When I looked through the proof of this, I noticed that the complex number field is used to show that $\pi(h)$ has an eigenvector with eigenvalue $\lambda$ (possibly a complex number at this point) and by the commutativity of $\pi(h)$ and $\pi(e)$ we have distinct eigenvalues $\lambda, \lambda+2, \lambda+4...$. By finite dimensionality of the representation, one finds a eigenvector $v_0$ (with eigenvalue $\lambda$ redefined) killed by $\pi(e)$. It turns out that the eigenvalue $\lambda=n$, a real number!

When I thought about this again, I realized that maybe we could start with the real representation of $\mathfrak{sl}(2,\mathbb R)$ instead. I mean we could still start with an eigenvalue $\lambda\in \mathbb C$ and conclude in the end that $\lambda=n \in \mathbb R$.

Is my reasoning correct? If so, then the structural theorem above for the irreducible reprensentation of $\mathfrak{sl}(2,\mathbb C)$ also applies to $\mathfrak{sl}(2,\mathbb R)$, right?

Answer 1

It is certainly true that the representations of $\mathfrak{sl}(2,\mathbb{R})$ correspond to the representations of $\mathfrak{sl}(2,\mathbb{C})$ but we have to be a bit more careful about what we mean.

Specifically, if $\mathfrak{g}_\mathbb{R}$ is a real form of $\mathfrak{g}$ then every $\mathfrak{g}$-representation on a complex vector space $V$ restricts to a representation of $\mathfrak{g}_\mathbb{R}$ and conversely every $\mathfrak{g}_\mathbb{R}$-representation on complex $V$ extends to a representation of $\mathfrak{g}$ by simply extending complex-linearly.

However, this does not guarantee that $\mathfrak{g}_\mathbb{R}$ has a corresponding representation on a real vector space. For example $\mathfrak{su}(2)$, another real form of $\mathfrak{sl}(2,\mathbb{C})$ has no (non-trivial) representation on $\mathbb{R}^2$.
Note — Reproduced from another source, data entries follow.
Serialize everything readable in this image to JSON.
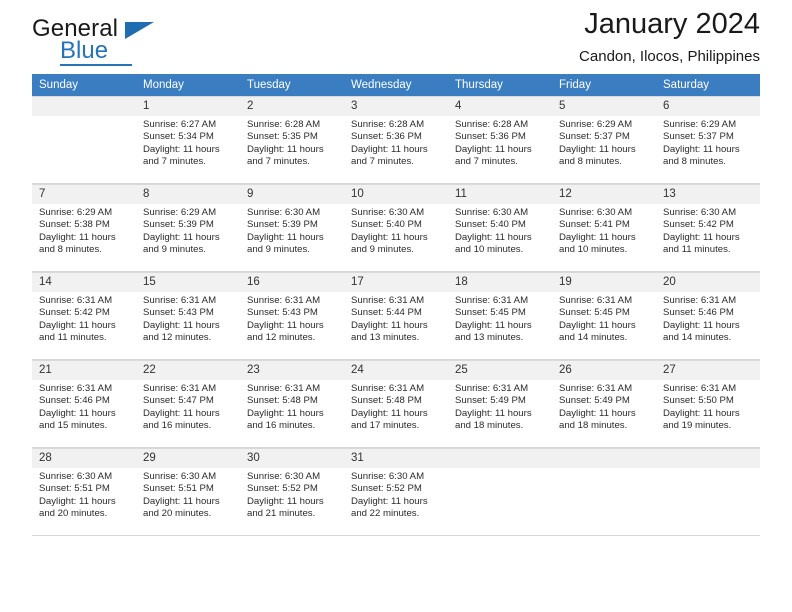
{
  "brand": {
    "line1": "General",
    "line2": "Blue",
    "accent_color": "#2573b8",
    "triangle_icon": "brand-triangle-icon"
  },
  "header": {
    "title": "January 2024",
    "subtitle": "Candon, Ilocos, Philippines"
  },
  "calendar": {
    "weekday_headers": [
      "Sunday",
      "Monday",
      "Tuesday",
      "Wednesday",
      "Thursday",
      "Friday",
      "Saturday"
    ],
    "header_bg": "#3a7dc0",
    "weeks": [
      [
        {
          "day": "",
          "sunrise": "",
          "sunset": "",
          "daylight1": "",
          "daylight2": ""
        },
        {
          "day": "1",
          "sunrise": "Sunrise: 6:27 AM",
          "sunset": "Sunset: 5:34 PM",
          "daylight1": "Daylight: 11 hours",
          "daylight2": "and 7 minutes."
        },
        {
          "day": "2",
          "sunrise": "Sunrise: 6:28 AM",
          "sunset": "Sunset: 5:35 PM",
          "daylight1": "Daylight: 11 hours",
          "daylight2": "and 7 minutes."
        },
        {
          "day": "3",
          "sunrise": "Sunrise: 6:28 AM",
          "sunset": "Sunset: 5:36 PM",
          "daylight1": "Daylight: 11 hours",
          "daylight2": "and 7 minutes."
        },
        {
          "day": "4",
          "sunrise": "Sunrise: 6:28 AM",
          "sunset": "Sunset: 5:36 PM",
          "daylight1": "Daylight: 11 hours",
          "daylight2": "and 7 minutes."
        },
        {
          "day": "5",
          "sunrise": "Sunrise: 6:29 AM",
          "sunset": "Sunset: 5:37 PM",
          "daylight1": "Daylight: 11 hours",
          "daylight2": "and 8 minutes."
        },
        {
          "day": "6",
          "sunrise": "Sunrise: 6:29 AM",
          "sunset": "Sunset: 5:37 PM",
          "daylight1": "Daylight: 11 hours",
          "daylight2": "and 8 minutes."
        }
      ],
      [
        {
          "day": "7",
          "sunrise": "Sunrise: 6:29 AM",
          "sunset": "Sunset: 5:38 PM",
          "daylight1": "Daylight: 11 hours",
          "daylight2": "and 8 minutes."
        },
        {
          "day": "8",
          "sunrise": "Sunrise: 6:29 AM",
          "sunset": "Sunset: 5:39 PM",
          "daylight1": "Daylight: 11 hours",
          "daylight2": "and 9 minutes."
        },
        {
          "day": "9",
          "sunrise": "Sunrise: 6:30 AM",
          "sunset": "Sunset: 5:39 PM",
          "daylight1": "Daylight: 11 hours",
          "daylight2": "and 9 minutes."
        },
        {
          "day": "10",
          "sunrise": "Sunrise: 6:30 AM",
          "sunset": "Sunset: 5:40 PM",
          "daylight1": "Daylight: 11 hours",
          "daylight2": "and 9 minutes."
        },
        {
          "day": "11",
          "sunrise": "Sunrise: 6:30 AM",
          "sunset": "Sunset: 5:40 PM",
          "daylight1": "Daylight: 11 hours",
          "daylight2": "and 10 minutes."
        },
        {
          "day": "12",
          "sunrise": "Sunrise: 6:30 AM",
          "sunset": "Sunset: 5:41 PM",
          "daylight1": "Daylight: 11 hours",
          "daylight2": "and 10 minutes."
        },
        {
          "day": "13",
          "sunrise": "Sunrise: 6:30 AM",
          "sunset": "Sunset: 5:42 PM",
          "daylight1": "Daylight: 11 hours",
          "daylight2": "and 11 minutes."
        }
      ],
      [
        {
          "day": "14",
          "sunrise": "Sunrise: 6:31 AM",
          "sunset": "Sunset: 5:42 PM",
          "daylight1": "Daylight: 11 hours",
          "daylight2": "and 11 minutes."
        },
        {
          "day": "15",
          "sunrise": "Sunrise: 6:31 AM",
          "sunset": "Sunset: 5:43 PM",
          "daylight1": "Daylight: 11 hours",
          "daylight2": "and 12 minutes."
        },
        {
          "day": "16",
          "sunrise": "Sunrise: 6:31 AM",
          "sunset": "Sunset: 5:43 PM",
          "daylight1": "Daylight: 11 hours",
          "daylight2": "and 12 minutes."
        },
        {
          "day": "17",
          "sunrise": "Sunrise: 6:31 AM",
          "sunset": "Sunset: 5:44 PM",
          "daylight1": "Daylight: 11 hours",
          "daylight2": "and 13 minutes."
        },
        {
          "day": "18",
          "sunrise": "Sunrise: 6:31 AM",
          "sunset": "Sunset: 5:45 PM",
          "daylight1": "Daylight: 11 hours",
          "daylight2": "and 13 minutes."
        },
        {
          "day": "19",
          "sunrise": "Sunrise: 6:31 AM",
          "sunset": "Sunset: 5:45 PM",
          "daylight1": "Daylight: 11 hours",
          "daylight2": "and 14 minutes."
        },
        {
          "day": "20",
          "sunrise": "Sunrise: 6:31 AM",
          "sunset": "Sunset: 5:46 PM",
          "daylight1": "Daylight: 11 hours",
          "daylight2": "and 14 minutes."
        }
      ],
      [
        {
          "day": "21",
          "sunrise": "Sunrise: 6:31 AM",
          "sunset": "Sunset: 5:46 PM",
          "daylight1": "Daylight: 11 hours",
          "daylight2": "and 15 minutes."
        },
        {
          "day": "22",
          "sunrise": "Sunrise: 6:31 AM",
          "sunset": "Sunset: 5:47 PM",
          "daylight1": "Daylight: 11 hours",
          "daylight2": "and 16 minutes."
        },
        {
          "day": "23",
          "sunrise": "Sunrise: 6:31 AM",
          "sunset": "Sunset: 5:48 PM",
          "daylight1": "Daylight: 11 hours",
          "daylight2": "and 16 minutes."
        },
        {
          "day": "24",
          "sunrise": "Sunrise: 6:31 AM",
          "sunset": "Sunset: 5:48 PM",
          "daylight1": "Daylight: 11 hours",
          "daylight2": "and 17 minutes."
        },
        {
          "day": "25",
          "sunrise": "Sunrise: 6:31 AM",
          "sunset": "Sunset: 5:49 PM",
          "daylight1": "Daylight: 11 hours",
          "daylight2": "and 18 minutes."
        },
        {
          "day": "26",
          "sunrise": "Sunrise: 6:31 AM",
          "sunset": "Sunset: 5:49 PM",
          "daylight1": "Daylight: 11 hours",
          "daylight2": "and 18 minutes."
        },
        {
          "day": "27",
          "sunrise": "Sunrise: 6:31 AM",
          "sunset": "Sunset: 5:50 PM",
          "daylight1": "Daylight: 11 hours",
          "daylight2": "and 19 minutes."
        }
      ],
      [
        {
          "day": "28",
          "sunrise": "Sunrise: 6:30 AM",
          "sunset": "Sunset: 5:51 PM",
          "daylight1": "Daylight: 11 hours",
          "daylight2": "and 20 minutes."
        },
        {
          "day": "29",
          "sunrise": "Sunrise: 6:30 AM",
          "sunset": "Sunset: 5:51 PM",
          "daylight1": "Daylight: 11 hours",
          "daylight2": "and 20 minutes."
        },
        {
          "day": "30",
          "sunrise": "Sunrise: 6:30 AM",
          "sunset": "Sunset: 5:52 PM",
          "daylight1": "Daylight: 11 hours",
          "daylight2": "and 21 minutes."
        },
        {
          "day": "31",
          "sunrise": "Sunrise: 6:30 AM",
          "sunset": "Sunset: 5:52 PM",
          "daylight1": "Daylight: 11 hours",
          "daylight2": "and 22 minutes."
        },
        {
          "day": "",
          "sunrise": "",
          "sunset": "",
          "daylight1": "",
          "daylight2": ""
        },
        {
          "day": "",
          "sunrise": "",
          "sunset": "",
          "daylight1": "",
          "daylight2": ""
        },
        {
          "day": "",
          "sunrise": "",
          "sunset": "",
          "daylight1": "",
          "daylight2": ""
        }
      ]
    ]
  }
}
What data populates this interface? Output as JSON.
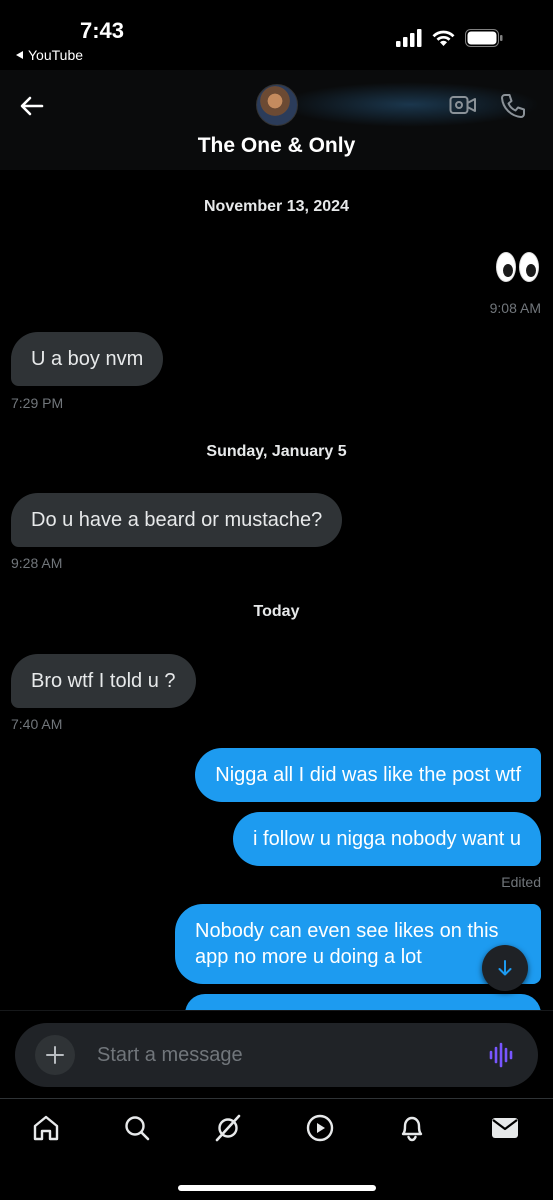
{
  "status_bar": {
    "time": "7:43",
    "back_app": "YouTube"
  },
  "header": {
    "title": "The One & Only"
  },
  "chat": {
    "date_1": "November 13, 2024",
    "emoji_time": "9:08 AM",
    "msg_1": {
      "text": "U a boy nvm",
      "time": "7:29 PM"
    },
    "date_2": "Sunday, January 5",
    "msg_2": {
      "text": "Do u have a beard or mustache?",
      "time": "9:28 AM"
    },
    "date_3": "Today",
    "msg_3": {
      "text": "Bro wtf I told u ?",
      "time": "7:40 AM"
    },
    "out_1": "Nigga all I did was like the post wtf",
    "out_2": "i follow u nigga nobody want u",
    "edited": "Edited",
    "out_3": "Nobody can even see likes on this app no more u doing a lot"
  },
  "compose": {
    "placeholder": "Start a message"
  },
  "colors": {
    "accent": "#1d9bf0",
    "incoming_bubble": "#2f3336",
    "voice_icon": "#7856ff"
  },
  "tabs": [
    "home-icon",
    "search-icon",
    "grok-icon",
    "video-icon",
    "notifications-icon",
    "messages-icon"
  ]
}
In the case of $\mathfrak{sl}(2,\mathbb{R})$ there is something special going on. It is not just any real form it is the split real form. The key property here is that we can choose a Cartan subalgebra comprising only diagonalisable elements (more generally, we are only guaranteed semisimple elements i.e. diagonalisable over $\mathbb{C}$). The fact that these are diagonalisable is why you are seeing real eigenvalues. Of course we should note $\mathfrak{sl}(2,\mathbb{R})$ has Cartan subalgebras which are not diagonalisable as well, unlike $\mathfrak{sl}(2,\mathbb{C})$.

Split forms in many respects (but not all) follow the behaviour of their complexifications so you could deduce an corresponding theory of their representations that looks like the complex story with the word complex replaced by real at each step, but be aware that this is something special about split forms.